The territory is divided into 127 parishes and as of 2012, there were 232,000 Maronite Catholics.
The presence of a sizeable Maronite community in Beirut dates back to the Crusades, as witnessed by William of Tyre. With the departure of the Crusaders, the community had an inevitably decrease. Its first bishop known is Youssef, mentioned in 1577 in the Annals of Patriarch Boutros Estephan El Douaihy. However the history of the Maronite bishops of Beirut for the past times is too flawed to be able to say with certainty that it was Youssef its first bishop.
After that Beirut had at least a century before finding the name of another bishop, Youssef Damascus (as-Sami, 1691).

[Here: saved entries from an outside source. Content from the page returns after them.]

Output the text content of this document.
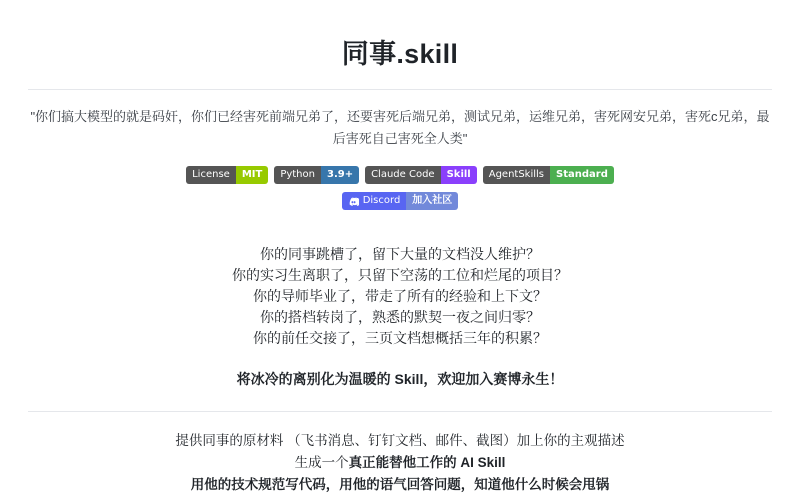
同事.skill
"你们搞大模型的就是码奸，你们已经害死前端兄弟了，还要害死后端兄弟，测试兄弟，运维兄弟，害死网安兄弟，害死c兄弟，最后害死自己害死全人类"
License	MIT	Python	3.9+	Claude Code	Skill	AgentSkills	Standard
Discord	加入社区
你的同事跳槽了，留下大量的文档没人维护？
你的实习生离职了，只留下空荡的工位和烂尾的项目？
你的导师毕业了，带走了所有的经验和上下文？
你的搭档转岗了，熟悉的默契一夜之间归零？
你的前任交接了，三页文档想概括三年的积累？
将冰冷的离别化为温暖的 Skill，欢迎加入赛博永生！
提供同事的原材料 （飞书消息、钉钉文档、邮件、截图）加上你的主观描述
生成一个真正能替他工作的 AI Skill
用他的技术规范写代码，用他的语气回答问题，知道他什么时候会甩锅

By now the number of Bishops is regular and uninterrupted until today. Among the successive bishops there was a special mention to Abdallah Qara'ali, founder of the OLM, renowned jurist, who played an important role in the Synod of Maronite Bishops of Mount Lebanon in 1736. This synod canonically established the Maronite episcopal sees, including even that of Beirut.
The residence of the bishops was not the city, but the monastery of Saint John of Qataleh. Only from Peter Karam Abu bishops began to reside permanently in Beirut. This favored the development of the Maronite community in a few years (1850 - 1870) from 3,000 to 15,000 faithful.

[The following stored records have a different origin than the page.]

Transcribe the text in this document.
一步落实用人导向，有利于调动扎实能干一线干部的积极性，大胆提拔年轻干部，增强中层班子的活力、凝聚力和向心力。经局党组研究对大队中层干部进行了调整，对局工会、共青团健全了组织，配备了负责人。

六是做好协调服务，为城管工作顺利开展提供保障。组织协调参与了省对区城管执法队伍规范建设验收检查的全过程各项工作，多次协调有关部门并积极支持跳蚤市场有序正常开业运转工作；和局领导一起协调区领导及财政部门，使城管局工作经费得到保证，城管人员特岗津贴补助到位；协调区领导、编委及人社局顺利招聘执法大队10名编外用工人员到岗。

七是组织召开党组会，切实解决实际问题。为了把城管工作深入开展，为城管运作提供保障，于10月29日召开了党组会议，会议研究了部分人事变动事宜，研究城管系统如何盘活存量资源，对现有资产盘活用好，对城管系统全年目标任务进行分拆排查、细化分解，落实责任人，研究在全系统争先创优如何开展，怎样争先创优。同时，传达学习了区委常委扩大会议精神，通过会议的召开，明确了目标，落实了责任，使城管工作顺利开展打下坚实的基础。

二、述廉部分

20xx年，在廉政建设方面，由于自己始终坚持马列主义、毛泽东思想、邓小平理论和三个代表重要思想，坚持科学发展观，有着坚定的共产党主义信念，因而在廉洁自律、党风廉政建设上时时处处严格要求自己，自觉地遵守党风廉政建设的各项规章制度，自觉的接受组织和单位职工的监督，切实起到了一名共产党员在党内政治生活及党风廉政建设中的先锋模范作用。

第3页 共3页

Bishop Tobia Aoun had trouble when he took possession of his seat facing opposition from a segment of the Maronite population, which supported a candidate who aspired to become bishop of Beirut, Nicolas Murad. Aoun eventually convinced him to abandon his project. Bishop Aoun finally took possession of the chair on June 10, 1847. Tobia Aoun travelled to Rome in 1862 and was personally received during a private audience by Pope Pius IX who named him Assistant to the Pontifical Throne. In becoming Assistant to the Pontifical Throne, Tobia Aoun immediately entered the Papal nobility as Count of Rome. In 1862, Bishop Aoun was received by Emperor Napoleon III in Paris and awarded the French Legion of Honour. That same year, he was received by Sultan Abdul-Aziz in Constantinople and awarded the Ottoman Empire's Order of Medjidjie (Nishan-i-Majidia). In 1869, Tobia Aoun returned to Rome as Council Father of the First Vatican Council called by Pope Pius IX. He started the construction of the archiepiscopal palace, which was completed by his successor Yusuf Dibs. Dibs rebuilt the Saint George Cathedral, in the forms we see today, and opened a minor seminary.
The archeparchy is one of the most populous among archeparchies and eparchies of the Maronite Church. This archeparchy was visited three times by three popes: Paul VI (1964), John Paul II (1997) and Benedict XVI (September 2012).